Dead Space Reader Review
Dead Space, I played it for the first time over the weekend and I have to admit, I rather enjoyed it.
Graphically the game is pretty enough to look convincing most of the time, although Isaac's shadow can occasionally look oddly pixelated, and this certainly helps a lot in building up the most important part of the game, which is it's atmosphere.
Aboard the Ishimura, the lights flicker and dim, shadows loom in the distance occasionally moving, the music is subtle but well orchestrated to induce a feeling that some new horror is always just around the corner, and it is often possible to hear enemies chatter and screech from somewhere in the room.

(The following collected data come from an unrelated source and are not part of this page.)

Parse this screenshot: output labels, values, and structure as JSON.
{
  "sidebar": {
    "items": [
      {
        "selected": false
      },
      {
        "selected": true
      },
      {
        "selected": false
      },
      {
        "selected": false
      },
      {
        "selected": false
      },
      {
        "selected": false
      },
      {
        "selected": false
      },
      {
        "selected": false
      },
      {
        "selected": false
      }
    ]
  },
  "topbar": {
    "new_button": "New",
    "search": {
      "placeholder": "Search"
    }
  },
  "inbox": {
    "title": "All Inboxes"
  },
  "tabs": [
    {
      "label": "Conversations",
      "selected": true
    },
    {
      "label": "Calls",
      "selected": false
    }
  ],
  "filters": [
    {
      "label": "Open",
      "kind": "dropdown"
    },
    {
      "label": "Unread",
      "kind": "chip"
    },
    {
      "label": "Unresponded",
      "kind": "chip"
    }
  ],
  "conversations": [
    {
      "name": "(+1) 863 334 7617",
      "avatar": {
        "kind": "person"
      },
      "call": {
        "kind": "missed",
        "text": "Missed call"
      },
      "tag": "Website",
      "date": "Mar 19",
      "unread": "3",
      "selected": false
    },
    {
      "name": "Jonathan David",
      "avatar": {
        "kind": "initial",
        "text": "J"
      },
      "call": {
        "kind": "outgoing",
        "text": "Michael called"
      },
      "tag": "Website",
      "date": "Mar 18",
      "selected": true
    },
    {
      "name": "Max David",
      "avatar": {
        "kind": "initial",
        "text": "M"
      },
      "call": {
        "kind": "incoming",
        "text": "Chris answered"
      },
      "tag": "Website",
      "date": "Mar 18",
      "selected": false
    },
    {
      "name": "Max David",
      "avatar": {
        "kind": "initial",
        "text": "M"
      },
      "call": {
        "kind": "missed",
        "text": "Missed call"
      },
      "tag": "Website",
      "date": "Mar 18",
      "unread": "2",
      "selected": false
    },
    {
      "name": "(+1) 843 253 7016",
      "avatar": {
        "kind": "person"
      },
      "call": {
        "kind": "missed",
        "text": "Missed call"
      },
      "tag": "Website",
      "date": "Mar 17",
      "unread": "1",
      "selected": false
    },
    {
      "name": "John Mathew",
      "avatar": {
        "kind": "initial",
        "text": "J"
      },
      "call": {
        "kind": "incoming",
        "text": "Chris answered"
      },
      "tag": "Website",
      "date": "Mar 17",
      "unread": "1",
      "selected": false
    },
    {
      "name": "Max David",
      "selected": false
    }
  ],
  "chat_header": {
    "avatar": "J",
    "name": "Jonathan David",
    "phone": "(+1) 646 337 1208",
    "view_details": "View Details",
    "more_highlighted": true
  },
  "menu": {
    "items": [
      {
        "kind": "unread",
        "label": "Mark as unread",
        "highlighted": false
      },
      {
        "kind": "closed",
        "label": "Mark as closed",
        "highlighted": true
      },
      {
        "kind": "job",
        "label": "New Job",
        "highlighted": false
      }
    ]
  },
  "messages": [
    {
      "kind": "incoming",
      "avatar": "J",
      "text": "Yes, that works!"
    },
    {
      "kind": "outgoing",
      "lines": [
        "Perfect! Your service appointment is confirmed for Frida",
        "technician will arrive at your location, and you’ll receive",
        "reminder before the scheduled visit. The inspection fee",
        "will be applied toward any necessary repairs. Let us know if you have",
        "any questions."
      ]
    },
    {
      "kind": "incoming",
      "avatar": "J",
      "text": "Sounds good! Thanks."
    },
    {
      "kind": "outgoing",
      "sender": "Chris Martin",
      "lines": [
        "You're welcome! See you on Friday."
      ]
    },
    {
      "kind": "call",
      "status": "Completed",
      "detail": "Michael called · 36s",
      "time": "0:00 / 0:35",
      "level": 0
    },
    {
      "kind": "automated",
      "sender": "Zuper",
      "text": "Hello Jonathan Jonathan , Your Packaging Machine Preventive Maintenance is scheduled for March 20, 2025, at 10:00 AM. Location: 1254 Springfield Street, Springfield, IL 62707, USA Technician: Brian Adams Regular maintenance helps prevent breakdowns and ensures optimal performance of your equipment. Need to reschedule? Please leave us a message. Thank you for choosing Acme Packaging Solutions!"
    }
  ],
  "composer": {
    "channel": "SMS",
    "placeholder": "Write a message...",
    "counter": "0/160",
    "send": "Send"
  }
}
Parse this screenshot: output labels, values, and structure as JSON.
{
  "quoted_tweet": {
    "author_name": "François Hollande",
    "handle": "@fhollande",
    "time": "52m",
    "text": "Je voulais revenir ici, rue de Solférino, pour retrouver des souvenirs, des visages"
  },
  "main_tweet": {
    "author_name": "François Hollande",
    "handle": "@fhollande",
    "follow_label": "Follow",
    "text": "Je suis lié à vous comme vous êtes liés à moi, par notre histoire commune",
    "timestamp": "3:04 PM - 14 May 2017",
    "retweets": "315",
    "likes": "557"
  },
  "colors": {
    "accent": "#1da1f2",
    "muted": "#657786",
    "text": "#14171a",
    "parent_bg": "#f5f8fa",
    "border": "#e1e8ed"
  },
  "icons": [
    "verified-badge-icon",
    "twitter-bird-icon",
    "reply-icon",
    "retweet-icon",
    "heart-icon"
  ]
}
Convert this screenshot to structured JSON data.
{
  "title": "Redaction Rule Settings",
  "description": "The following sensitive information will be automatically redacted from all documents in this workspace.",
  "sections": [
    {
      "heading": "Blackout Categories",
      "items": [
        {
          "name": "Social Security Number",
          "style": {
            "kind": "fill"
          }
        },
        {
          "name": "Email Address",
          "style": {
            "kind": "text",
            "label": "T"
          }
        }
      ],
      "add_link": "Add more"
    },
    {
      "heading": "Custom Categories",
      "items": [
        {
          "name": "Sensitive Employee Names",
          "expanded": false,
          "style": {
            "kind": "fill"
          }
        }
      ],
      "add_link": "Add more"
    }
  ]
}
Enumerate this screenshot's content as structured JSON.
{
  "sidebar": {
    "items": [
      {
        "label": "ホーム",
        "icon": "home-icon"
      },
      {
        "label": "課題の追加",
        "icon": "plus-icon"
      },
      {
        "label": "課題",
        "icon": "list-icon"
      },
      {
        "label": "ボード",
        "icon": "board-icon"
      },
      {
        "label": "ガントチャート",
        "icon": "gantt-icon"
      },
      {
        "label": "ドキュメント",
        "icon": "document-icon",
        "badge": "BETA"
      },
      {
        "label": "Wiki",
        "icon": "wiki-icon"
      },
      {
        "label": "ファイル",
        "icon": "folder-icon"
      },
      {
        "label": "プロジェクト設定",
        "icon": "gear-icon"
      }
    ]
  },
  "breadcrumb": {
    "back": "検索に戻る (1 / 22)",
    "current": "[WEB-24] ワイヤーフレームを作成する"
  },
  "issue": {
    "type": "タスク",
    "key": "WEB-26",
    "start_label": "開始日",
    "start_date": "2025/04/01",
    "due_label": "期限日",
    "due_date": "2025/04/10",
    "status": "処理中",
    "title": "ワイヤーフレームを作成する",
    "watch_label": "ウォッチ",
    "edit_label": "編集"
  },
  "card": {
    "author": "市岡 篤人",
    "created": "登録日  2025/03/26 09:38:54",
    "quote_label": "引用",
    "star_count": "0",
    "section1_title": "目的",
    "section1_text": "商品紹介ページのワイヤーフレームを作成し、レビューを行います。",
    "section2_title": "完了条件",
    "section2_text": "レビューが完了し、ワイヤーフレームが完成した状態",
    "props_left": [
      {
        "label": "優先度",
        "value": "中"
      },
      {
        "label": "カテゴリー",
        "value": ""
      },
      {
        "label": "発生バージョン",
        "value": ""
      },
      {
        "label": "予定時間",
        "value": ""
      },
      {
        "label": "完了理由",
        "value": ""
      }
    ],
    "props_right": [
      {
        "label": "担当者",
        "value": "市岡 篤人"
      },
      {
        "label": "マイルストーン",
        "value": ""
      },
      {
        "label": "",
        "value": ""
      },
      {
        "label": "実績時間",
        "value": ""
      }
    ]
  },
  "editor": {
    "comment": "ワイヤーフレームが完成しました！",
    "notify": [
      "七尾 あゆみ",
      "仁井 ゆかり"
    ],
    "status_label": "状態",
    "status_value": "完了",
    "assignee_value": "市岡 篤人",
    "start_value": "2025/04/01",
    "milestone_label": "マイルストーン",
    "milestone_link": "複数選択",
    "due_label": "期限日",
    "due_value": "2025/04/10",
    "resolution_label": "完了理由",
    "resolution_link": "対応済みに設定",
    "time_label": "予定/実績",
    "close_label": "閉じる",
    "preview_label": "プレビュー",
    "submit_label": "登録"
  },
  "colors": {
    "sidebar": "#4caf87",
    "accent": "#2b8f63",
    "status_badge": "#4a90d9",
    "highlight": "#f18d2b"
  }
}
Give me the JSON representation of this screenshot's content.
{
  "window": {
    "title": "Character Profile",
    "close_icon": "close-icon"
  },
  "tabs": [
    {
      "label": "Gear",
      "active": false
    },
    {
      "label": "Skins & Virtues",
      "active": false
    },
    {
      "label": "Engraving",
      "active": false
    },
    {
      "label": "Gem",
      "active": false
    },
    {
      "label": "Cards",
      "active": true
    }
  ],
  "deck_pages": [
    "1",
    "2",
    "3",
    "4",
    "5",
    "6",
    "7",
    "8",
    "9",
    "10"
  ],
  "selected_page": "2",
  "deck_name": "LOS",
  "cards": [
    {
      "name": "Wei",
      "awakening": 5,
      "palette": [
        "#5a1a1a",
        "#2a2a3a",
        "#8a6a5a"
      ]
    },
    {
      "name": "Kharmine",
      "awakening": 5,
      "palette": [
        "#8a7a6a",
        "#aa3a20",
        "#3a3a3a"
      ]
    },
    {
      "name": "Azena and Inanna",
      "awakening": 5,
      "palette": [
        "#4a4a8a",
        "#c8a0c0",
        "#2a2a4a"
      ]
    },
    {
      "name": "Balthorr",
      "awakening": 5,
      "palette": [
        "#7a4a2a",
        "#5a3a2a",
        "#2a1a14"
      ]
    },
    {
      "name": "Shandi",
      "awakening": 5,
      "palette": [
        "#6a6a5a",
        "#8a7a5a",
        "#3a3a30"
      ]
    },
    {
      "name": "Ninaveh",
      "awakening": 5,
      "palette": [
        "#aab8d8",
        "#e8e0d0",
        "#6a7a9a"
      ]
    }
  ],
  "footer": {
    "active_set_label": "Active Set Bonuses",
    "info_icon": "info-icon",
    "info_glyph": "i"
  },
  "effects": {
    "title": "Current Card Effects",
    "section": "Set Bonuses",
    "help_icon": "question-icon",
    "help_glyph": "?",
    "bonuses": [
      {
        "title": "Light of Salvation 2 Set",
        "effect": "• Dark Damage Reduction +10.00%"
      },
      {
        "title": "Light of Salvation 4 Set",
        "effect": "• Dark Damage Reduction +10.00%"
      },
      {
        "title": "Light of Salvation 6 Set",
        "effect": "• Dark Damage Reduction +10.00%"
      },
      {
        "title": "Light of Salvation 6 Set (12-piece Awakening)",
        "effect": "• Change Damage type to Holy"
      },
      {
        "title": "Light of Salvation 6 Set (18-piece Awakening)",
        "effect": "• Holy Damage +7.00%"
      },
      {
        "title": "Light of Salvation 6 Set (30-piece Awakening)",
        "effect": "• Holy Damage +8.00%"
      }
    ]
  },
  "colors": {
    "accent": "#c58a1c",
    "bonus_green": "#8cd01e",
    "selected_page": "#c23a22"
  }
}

The enemies are suitably horrid also, all trailing tentacles, flailing limbs, and, of course, liberally splashed viscera, their frequently semi-human appearance lends them an extra-grotesque feeling straight out of H.P. Lovecraft's wet dreams. The way they'll often continue to charge at you after you've cut a few limbs off makes large encounters frantic experiences as you try to blow off legs and buy yourself more time and of course, you can never be sure when their dead.
A host of little things make the atmosphere that bit special as well. A moment I particularly enjoyed, early on in the game but people afraid of spoilers should probably skip the rest of the paragraph, as I stalked slowly down a corridor, lights flickering around me, I began to hear a rhythmic thumping sound. Approaching a nearby doorway I saw what looked like a horribly scarred but otherwise normal human, naked and covered in blood, thumping his face into the wall repeatedly. As I approached closer to determine if this was the sort of friendly crazy inexplicably spared (As is common in horror) or some new type of enemy, he groaned and died.
Being a paranoid sumbitch used to the genre I immediately stomped the corpse into goo, but afterwards I did stop to admire how the incident had raised my hackles and engaged my curiosity simultaneously, and the fact that dead space is able to engage that sort of horrified fascination fairly regularly makes it a mostly compelling experience.
I say mostly because Dead space isn't perfect. The occasional space cannon shooting sections, obviously included to "mix things up a bit", are both frustrating and pretty pointless. The game also occasionally tries too hard to be disturbing and scary and so occasionally the events ring a little untrue, and some of the enemies are just ridiculous looking (Specifically, the turtle baby things... Although I do admire a game willing to give you the option of stomping on babies, and it is undoubtedly slightly disturbing the first time)
It's also quite familiar in it's gameplay, stasis and kinesis powers feeling like stripped down bioshock plasmids. The over the shoulder viewpoint is by now familiar, and although the shooting off of limbs is a nice touch, it does more to add to the atmosphere than revolutionise gameplay.
The plot also is unfortunately predictable, owing much to sci-fi/horror movies such as event horizon, the sphere and the thing. This is a shame as unlike many other games the plot does make a fair bit of sense. Your an engineer on a wrecked spaceship, of course it makes sense that you are the one traipsing around the infested hallways fixing stuff, it's your job.
I do think however that most of the problems with dead space can be overlooked while playing, because the most important question about games like this, by which I mean horror games, is the one many of them don't get right, or forget about halfway through. Is the game scary? Yes, yes it is.